This former barracks site in the heart of the new Chauveau Beaumont district was once hemmed in by the city, but is now open and appropriable. The new National Choreographic Centre (CCN) thus benefits from the large clearing in the central garden which makes it an immediate landmark for the future inhabitants of the district. However, it is also located on the northern boundary of the site, and must therefore deal with a domestic scale. The program features three increasingly large dance studios, workplaces and entertainment venues. The SCC also includes residential zones (accommodation for dancers) and a reception hall that has more than a distributive function: it used as a place of information and also for the informal dissemination of knowledge. Like any entertainment venue, the typological form of the project induces an expressive volumetry modelled by the large vessels of the theatres. The design opts for great compactness, permitting a sculptural form, albeit on an identifiable scale and above all, great flexibility of use, even for the majestic spaces of the dance studios. The project’s aim is to include all the spaces, including the major ones in the dance studios, in a large, all-encompassing form. The ambition of the project is to build a shelter for the show, like a large raised tent. The building’s template is conditioned by the tall heights required for the performance halls and the constraints of the Local Master Plan. The capable volume of the performance spaces is enclosed by large oblique facades made up of clear or translucent glass panels.
The project is guided by a striking choice of location: the two largest dance studios are brought together, facing each other on the first level, separated by thick walls which provide the necessary soundproofing. Their perimeters are easily retractable to permit their fusion for a large performance space to serve the entire building. One premise guides this choice: the floor is the primary support for dance and must therefore be highlighted, even if it means ‘overflowing’ the perimeters normally designated for stage sets when necessary. The tiers are also removable to provide the greatest possible flexibility in configuration.

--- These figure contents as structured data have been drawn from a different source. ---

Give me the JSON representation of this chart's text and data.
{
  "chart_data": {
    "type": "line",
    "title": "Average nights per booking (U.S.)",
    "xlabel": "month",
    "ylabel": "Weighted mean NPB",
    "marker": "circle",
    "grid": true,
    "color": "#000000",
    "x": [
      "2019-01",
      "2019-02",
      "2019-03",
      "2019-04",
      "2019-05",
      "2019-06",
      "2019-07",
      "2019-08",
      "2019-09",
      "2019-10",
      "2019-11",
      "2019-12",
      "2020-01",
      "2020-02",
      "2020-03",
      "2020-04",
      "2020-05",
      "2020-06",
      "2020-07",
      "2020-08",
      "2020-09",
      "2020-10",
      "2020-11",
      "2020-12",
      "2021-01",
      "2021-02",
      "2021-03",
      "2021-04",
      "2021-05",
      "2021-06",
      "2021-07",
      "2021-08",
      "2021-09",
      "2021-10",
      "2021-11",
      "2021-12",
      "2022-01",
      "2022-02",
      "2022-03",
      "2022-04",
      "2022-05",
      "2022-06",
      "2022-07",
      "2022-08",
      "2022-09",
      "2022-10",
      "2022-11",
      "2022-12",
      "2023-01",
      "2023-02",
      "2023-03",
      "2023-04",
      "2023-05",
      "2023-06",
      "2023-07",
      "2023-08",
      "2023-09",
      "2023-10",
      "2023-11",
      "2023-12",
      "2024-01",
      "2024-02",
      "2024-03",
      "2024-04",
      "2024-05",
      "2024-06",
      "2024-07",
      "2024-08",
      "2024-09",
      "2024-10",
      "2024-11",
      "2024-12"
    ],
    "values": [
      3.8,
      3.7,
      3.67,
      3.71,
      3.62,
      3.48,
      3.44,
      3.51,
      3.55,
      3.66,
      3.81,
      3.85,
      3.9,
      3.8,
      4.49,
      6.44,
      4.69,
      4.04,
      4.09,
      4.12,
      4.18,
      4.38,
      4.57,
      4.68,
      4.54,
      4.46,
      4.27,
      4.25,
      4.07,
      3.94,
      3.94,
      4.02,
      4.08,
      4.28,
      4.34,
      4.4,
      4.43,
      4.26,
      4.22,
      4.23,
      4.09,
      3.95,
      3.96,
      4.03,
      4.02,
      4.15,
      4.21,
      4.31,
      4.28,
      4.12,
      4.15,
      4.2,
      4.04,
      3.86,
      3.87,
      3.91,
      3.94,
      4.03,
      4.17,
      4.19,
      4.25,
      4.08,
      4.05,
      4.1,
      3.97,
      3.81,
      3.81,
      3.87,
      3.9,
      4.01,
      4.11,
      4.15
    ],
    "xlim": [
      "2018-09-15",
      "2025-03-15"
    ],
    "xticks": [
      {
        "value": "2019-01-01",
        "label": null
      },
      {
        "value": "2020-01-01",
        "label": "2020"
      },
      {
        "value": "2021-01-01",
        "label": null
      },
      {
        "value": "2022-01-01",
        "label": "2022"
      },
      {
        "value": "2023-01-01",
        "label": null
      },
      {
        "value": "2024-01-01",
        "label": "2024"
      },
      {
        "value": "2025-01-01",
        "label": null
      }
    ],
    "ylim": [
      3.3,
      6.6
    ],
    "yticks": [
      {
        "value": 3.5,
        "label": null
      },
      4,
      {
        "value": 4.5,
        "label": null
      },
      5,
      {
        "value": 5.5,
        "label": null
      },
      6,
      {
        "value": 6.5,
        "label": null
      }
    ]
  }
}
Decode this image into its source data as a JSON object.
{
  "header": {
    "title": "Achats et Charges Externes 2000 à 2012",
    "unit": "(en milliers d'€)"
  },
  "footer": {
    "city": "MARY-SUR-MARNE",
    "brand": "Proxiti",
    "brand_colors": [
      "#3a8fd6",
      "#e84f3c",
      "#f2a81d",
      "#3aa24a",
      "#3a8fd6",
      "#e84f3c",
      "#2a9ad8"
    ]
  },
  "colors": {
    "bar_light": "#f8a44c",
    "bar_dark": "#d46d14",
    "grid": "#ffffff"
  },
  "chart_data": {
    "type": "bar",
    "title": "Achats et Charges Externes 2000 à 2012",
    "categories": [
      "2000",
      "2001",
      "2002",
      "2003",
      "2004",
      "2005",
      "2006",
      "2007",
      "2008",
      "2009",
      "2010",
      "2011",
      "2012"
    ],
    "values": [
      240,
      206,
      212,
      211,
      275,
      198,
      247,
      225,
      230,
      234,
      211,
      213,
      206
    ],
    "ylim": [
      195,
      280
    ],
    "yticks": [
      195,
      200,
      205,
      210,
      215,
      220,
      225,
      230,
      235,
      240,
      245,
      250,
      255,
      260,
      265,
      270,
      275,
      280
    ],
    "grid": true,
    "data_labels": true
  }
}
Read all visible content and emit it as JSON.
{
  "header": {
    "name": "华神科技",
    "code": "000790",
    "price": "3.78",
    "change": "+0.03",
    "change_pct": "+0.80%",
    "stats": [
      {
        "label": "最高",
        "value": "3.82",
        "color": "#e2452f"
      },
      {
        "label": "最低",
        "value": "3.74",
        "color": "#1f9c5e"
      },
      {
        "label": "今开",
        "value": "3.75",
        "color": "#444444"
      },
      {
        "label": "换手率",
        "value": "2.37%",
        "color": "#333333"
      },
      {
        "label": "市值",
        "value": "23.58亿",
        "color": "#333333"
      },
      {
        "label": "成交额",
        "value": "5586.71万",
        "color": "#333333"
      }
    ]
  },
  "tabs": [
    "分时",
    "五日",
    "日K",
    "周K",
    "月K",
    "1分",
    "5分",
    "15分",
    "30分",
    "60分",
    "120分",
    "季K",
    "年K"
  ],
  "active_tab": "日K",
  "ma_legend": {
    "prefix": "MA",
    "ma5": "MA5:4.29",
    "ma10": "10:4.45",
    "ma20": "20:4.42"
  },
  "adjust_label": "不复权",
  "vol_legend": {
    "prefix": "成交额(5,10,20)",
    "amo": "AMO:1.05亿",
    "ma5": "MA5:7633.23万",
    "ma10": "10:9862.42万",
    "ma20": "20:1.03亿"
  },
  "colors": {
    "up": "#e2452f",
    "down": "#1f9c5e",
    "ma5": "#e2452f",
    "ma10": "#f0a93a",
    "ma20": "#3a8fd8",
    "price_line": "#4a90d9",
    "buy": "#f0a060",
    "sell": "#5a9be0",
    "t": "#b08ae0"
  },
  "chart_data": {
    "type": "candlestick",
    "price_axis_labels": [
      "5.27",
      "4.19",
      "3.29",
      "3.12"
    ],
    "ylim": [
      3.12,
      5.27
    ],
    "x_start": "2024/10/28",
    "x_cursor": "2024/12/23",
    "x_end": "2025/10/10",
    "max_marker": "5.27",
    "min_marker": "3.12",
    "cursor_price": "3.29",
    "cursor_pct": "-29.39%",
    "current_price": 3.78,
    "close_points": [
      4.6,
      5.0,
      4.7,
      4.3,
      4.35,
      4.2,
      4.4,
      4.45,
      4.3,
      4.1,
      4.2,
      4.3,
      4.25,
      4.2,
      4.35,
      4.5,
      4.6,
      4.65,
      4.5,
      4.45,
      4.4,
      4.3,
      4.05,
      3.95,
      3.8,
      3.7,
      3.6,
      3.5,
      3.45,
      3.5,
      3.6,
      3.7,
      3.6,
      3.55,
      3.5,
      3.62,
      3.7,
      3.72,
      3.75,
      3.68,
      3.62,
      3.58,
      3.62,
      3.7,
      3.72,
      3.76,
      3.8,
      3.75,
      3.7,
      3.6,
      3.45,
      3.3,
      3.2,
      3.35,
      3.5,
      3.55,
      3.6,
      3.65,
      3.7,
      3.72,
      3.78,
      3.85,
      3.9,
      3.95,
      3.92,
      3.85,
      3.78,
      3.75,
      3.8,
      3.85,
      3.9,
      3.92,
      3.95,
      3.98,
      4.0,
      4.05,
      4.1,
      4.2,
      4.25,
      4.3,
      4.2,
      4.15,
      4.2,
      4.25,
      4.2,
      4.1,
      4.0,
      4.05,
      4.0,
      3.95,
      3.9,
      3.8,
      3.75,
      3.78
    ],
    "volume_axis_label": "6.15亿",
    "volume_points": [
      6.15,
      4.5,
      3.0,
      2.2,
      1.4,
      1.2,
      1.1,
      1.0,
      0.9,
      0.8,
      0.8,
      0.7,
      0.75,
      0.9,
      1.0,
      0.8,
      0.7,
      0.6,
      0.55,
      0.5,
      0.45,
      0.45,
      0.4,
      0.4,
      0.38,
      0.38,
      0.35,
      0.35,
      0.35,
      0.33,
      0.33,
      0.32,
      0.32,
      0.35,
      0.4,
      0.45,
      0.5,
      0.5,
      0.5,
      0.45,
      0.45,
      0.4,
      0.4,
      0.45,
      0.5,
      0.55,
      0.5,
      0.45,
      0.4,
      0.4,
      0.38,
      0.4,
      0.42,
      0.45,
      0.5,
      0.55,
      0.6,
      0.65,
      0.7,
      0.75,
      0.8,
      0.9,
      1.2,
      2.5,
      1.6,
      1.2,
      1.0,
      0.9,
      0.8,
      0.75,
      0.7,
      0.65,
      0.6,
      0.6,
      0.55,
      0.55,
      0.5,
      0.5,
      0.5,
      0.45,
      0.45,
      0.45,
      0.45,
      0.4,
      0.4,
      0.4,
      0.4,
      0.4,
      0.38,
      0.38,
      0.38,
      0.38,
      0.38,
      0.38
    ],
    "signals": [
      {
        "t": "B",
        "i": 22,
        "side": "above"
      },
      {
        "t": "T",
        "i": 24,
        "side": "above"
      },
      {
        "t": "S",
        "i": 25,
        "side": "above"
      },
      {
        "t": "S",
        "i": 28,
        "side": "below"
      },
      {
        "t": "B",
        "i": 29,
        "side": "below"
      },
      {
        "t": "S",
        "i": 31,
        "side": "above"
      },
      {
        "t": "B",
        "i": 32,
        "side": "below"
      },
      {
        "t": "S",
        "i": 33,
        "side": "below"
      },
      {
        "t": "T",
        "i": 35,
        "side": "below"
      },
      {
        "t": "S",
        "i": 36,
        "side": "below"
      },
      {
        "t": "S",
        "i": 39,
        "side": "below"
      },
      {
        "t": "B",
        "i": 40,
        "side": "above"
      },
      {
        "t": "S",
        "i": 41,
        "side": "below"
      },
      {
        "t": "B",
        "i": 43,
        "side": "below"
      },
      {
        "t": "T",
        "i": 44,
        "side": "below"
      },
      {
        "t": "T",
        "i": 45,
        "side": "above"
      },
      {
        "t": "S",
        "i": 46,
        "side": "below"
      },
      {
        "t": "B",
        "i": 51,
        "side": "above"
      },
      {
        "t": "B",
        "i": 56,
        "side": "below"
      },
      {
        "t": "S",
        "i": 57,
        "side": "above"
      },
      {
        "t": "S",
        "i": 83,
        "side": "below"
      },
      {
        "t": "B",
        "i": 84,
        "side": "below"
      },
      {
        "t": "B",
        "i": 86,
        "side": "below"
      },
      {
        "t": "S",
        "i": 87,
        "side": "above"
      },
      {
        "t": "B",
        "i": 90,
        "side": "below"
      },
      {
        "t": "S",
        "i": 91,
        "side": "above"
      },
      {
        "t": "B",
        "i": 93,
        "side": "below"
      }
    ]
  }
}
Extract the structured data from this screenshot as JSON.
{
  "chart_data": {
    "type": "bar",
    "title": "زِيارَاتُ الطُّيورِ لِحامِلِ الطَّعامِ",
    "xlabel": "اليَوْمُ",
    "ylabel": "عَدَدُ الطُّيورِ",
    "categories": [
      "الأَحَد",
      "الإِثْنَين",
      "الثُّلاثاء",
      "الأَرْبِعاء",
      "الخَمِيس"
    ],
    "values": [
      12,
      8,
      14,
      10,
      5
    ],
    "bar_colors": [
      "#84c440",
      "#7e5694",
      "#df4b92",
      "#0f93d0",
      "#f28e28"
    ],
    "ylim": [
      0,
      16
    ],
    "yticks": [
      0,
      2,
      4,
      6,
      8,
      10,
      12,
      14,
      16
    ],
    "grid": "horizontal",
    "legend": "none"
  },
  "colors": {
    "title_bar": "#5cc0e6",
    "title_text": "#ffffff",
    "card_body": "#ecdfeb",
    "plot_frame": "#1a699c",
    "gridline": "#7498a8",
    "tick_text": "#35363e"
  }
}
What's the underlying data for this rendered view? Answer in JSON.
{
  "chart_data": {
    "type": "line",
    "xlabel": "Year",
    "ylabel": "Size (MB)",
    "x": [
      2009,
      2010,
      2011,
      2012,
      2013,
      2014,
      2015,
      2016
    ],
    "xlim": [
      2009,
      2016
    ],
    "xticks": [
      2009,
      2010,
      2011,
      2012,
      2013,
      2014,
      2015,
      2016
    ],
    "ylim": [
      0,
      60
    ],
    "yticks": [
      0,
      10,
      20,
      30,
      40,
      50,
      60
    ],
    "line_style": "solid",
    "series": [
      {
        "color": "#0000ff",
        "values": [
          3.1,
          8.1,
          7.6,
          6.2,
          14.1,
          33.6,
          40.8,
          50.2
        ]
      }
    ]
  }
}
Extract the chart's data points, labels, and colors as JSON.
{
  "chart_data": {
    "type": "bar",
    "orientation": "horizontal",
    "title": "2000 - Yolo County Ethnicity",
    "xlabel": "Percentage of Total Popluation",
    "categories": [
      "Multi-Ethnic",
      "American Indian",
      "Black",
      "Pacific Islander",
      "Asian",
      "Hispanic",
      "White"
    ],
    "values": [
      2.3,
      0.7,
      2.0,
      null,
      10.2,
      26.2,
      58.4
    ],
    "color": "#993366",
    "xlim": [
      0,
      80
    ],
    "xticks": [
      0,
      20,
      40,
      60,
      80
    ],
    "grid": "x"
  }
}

The entire backstage area runs along the lateral edge of the large platform, set against the east gable of the building. It is designed with enough depth to hold the dressing rooms, meeting rooms and rooms for dancers, each one occupying an appropriate level. The lateralities of the dance floors are cleared in the constant concern to permit the greatest possible appropriation. Two large five metre wide lanes are left free along the main facades, not only for traffic easements but also to be appropriated by stage sets. The large overall volume of the dance floors is protected by a large latticework portico resting on oblique posts. The lighting and ventilation grating crosses the full span and thus becomes both a logistical and structural element of the project, helping to brace the structure.
The new National Choreographic Centre of Tours thus asserts itself as a project governed by a pure spirit of logic. Its spatial layout, the shape of the building, the structural logic and even the scale of the façade components are mutually deduced from a key decision: to make the largest possible amount of space available for dance. Its typological form does not evoke a theatre so much as much as a‘fairground’ (between a tent and a tipi). It shows that architecture, far from having to draw and predict everything, only provides an initial impulse, albeit with enough momentum to ensure a firm layout, a robust structure, a neat design and a building whose clarity of organization is obvious. Users are then free to appropriate this vessel according to their creative desires. As in dance, this architecture exhibits the right gesture that infuses movement.